Ahh. Better. Le Gardin is proceeded according to schedule. Elderly neighbor across the alley can’t do garden work, so I trimmed up his back yard and carted all the branches over to my back yard. Roughed up ~4-5 inches of the garden path soil, incorporated a bunch of mulch and then laid down all the resulting trimmings (95% branches) from my neighbor’s yard, then covered that with a mat weed barrier, then laid down more mulch and stepping stones on that. It’s my first time actually building such a path, rather than just mulching the hell out of an area and pulling weeds when they show up, and it looks (to me) like a million bucks.
I also built my first sheet compost ‘raised’ bed–very exciting, and thanks for that image and info, @j9c–and watered the hell out of it (that will be the Moon & Stars Watermelon bed), as well as building one major and two minor hugelkultures. 50 sq.ft. of potatoes went in (purple, red, yellow and white), as did ~150 onion sets, ~120 carrots, radishes, beets, head lettuce, marigolds, daisies, numerous herbs, leaf lettuce, and spinach, among a few others.

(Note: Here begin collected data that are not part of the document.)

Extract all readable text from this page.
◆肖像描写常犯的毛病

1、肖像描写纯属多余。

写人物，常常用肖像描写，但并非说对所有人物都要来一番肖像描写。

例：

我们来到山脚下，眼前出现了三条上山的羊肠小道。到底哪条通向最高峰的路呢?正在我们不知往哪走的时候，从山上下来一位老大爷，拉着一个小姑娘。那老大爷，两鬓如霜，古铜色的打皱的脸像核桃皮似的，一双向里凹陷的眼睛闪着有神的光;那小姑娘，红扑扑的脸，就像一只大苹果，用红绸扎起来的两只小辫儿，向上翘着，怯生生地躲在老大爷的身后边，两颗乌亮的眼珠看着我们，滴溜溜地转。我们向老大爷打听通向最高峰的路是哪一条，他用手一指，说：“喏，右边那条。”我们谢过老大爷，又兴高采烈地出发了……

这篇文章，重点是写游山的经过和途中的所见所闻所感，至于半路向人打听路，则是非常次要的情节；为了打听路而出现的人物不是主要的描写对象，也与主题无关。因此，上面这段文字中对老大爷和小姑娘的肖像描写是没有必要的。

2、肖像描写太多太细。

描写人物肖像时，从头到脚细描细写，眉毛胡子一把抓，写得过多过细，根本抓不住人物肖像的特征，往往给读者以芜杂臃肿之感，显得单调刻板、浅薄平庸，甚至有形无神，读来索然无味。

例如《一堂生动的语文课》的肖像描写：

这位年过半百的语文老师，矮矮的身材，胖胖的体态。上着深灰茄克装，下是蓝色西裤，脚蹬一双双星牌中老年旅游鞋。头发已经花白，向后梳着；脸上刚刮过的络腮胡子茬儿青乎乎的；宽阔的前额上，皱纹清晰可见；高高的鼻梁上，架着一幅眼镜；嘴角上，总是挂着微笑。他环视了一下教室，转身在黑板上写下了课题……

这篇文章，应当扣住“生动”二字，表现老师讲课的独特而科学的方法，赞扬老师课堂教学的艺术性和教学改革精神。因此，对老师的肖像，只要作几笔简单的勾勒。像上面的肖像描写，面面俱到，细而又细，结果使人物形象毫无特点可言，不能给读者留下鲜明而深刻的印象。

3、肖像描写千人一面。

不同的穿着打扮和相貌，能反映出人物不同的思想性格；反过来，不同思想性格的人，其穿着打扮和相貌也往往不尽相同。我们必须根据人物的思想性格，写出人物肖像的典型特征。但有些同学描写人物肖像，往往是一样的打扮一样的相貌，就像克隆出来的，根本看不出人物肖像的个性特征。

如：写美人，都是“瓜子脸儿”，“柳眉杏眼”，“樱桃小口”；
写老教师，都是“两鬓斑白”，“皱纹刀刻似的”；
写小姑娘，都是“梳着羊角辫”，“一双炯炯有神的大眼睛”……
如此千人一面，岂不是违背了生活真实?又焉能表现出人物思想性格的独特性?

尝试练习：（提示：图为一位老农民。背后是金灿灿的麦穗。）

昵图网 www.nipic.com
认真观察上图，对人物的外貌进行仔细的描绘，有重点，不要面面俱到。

My hands are destroyed but damn the garden is looking good!
Also, wondering if this is a thing: the owner of a diner I visit regularly is now saving coffee grounds/filters, egg shells, and some vegetable waste for me to pick up every now and again–all of that stuff would normally go into the trash. Visited another diner I like in the city, and they told me much the same thing–while there’s one guy who comes in every now and again to ask for their egg shells, everything else goes into the trash.
I know some cities have set up programs that will collect said ‘waste’ material, compost it properly, and then either sell it or give it away (Asheville comes to mind, as does, IIRC, Santa Cruz, CA). I know my city has community gardens as well as at least one local non-profit farm–I wonder how hard it would be to create a program to funnel all that good food waste to community gardens or other local non-profits for use in their gardens? Anyone ever done such a thing on a local scale?
You’re going to make @Stynx’s head hurt with this kind of thing.
Ann Arbor collects compostable materials. The program was set up decades ago, but curb-side collection started about 10 years ago. It wasn’t cheap. Some of the cost has been offloaded to a contractor for the actual composting. The city gets a cut of compost sales, but a millage pays for the remainder (wrapped into the solid waste millage). It’s not quite the same thing as what you’re asking, though.